At Environmental Hearing, Senator Promotes First-Ever CO2 Controls on Power Plants
Jun 28 2007
A practical solution to reduce air pollution and combat global warming from Sen. Tom Carper (D-Del.), chairman of a Senate clean air subcommittee, was featured at a hearing on power plant proposals held today by the Senate Environment and Public Works Committee (EPW).
Earlier this year, Sen. Carper introduced the Clean Air Planning Act of (CAPA) that has strict controls on mercury, ozone and acid rain pollution, and set the nation’s first carbon dioxide cap. This clean air bill has attracted wide support from utilities, environmental groups and bipartisan lawmakers seeking a consensus on new thoughtful and comprehensive clean air policy.
“Power plants are one of the largest sources of greenhouse gases, and the largest polluters of nitrogen oxide, sulfur dioxide and mercury,” Sen.

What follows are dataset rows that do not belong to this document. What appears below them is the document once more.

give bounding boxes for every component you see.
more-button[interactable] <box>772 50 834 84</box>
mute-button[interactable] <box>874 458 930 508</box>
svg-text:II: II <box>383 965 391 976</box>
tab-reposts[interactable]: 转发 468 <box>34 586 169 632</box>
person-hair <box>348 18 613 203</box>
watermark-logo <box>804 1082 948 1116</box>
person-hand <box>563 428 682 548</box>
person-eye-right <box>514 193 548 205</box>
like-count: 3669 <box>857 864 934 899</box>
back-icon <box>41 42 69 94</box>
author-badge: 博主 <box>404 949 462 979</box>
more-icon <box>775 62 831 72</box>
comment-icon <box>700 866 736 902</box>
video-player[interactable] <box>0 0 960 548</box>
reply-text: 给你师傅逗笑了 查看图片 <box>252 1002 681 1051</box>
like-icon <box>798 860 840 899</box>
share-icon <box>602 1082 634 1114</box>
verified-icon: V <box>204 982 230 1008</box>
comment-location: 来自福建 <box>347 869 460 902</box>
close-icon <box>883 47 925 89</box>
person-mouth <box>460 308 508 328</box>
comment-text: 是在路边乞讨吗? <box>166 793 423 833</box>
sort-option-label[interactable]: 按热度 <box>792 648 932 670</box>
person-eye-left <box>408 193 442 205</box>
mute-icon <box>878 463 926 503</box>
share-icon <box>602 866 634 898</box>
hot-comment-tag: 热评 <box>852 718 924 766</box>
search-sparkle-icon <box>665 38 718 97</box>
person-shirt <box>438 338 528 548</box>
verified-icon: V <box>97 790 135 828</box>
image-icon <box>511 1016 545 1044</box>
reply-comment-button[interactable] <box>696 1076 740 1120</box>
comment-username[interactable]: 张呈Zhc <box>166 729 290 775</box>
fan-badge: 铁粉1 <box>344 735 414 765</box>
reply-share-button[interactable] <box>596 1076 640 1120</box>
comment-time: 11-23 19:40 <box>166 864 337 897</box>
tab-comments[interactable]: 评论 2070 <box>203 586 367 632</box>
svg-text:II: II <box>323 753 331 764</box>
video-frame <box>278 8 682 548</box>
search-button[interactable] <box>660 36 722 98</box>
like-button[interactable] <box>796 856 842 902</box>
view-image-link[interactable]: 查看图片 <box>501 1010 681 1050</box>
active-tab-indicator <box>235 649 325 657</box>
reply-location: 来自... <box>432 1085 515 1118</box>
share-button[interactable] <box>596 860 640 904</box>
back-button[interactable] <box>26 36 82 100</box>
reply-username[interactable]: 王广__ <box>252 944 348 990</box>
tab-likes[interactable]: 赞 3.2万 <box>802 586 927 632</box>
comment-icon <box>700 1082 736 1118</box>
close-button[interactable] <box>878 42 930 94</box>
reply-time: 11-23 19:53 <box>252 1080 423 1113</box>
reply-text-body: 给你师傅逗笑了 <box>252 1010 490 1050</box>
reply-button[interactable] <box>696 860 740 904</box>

Carper said. “As we develop an economy-wide solution to global warming, we must simultaneously enact stricter caps on mercury, nitrogen oxide and sulfur dioxide emitted from power plants nationwide.”
At today’s EPW hearing, Sen. Carper’s power plant proposal was praised by the Chairman of the Pacific, Gas and Electric Corporation who testified that “taking the approach called for in this (CAPA) legislation will create clarity for business; create focus for a comprehensive electric power strategy; provide linkage to other sectors of the economy and the world; and allow us to begin to change the U.S. emissions trajectory today. This is particularly important given the power sector accounts for approximately 1/3 of total U.S. greenhouse gas emissions.”
Specifically, Sen. Carper’s CAPA bill would:
- Cut sulfur dioxide (SO2) emissions by 82 percent by 2015. This acid-rain causing pollution would be cut from 11 million tons to a cap of 2 million tons by 2015.
- Cut emissions of nitrogen oxides (NOx) by 68 percent by 2015. Ozone pollution will be cut from 5 million tons to a cap of 1.6 million tons by 2015.
- Cut mercury emissions at each power plant by 90 percent in 2015. This is a stringent, yet achievable goal that would greatly reduce the risks this neurotoxin poses to children and pregnant women.
- Implement a cap-and-trade program to reduce CO2 emissions. CO2 emissions would be capped at today’s levels in 2012. Power plants would then reduce CO2 emissions to achieve at least a 57 percent reduction from today’s levels by 2050.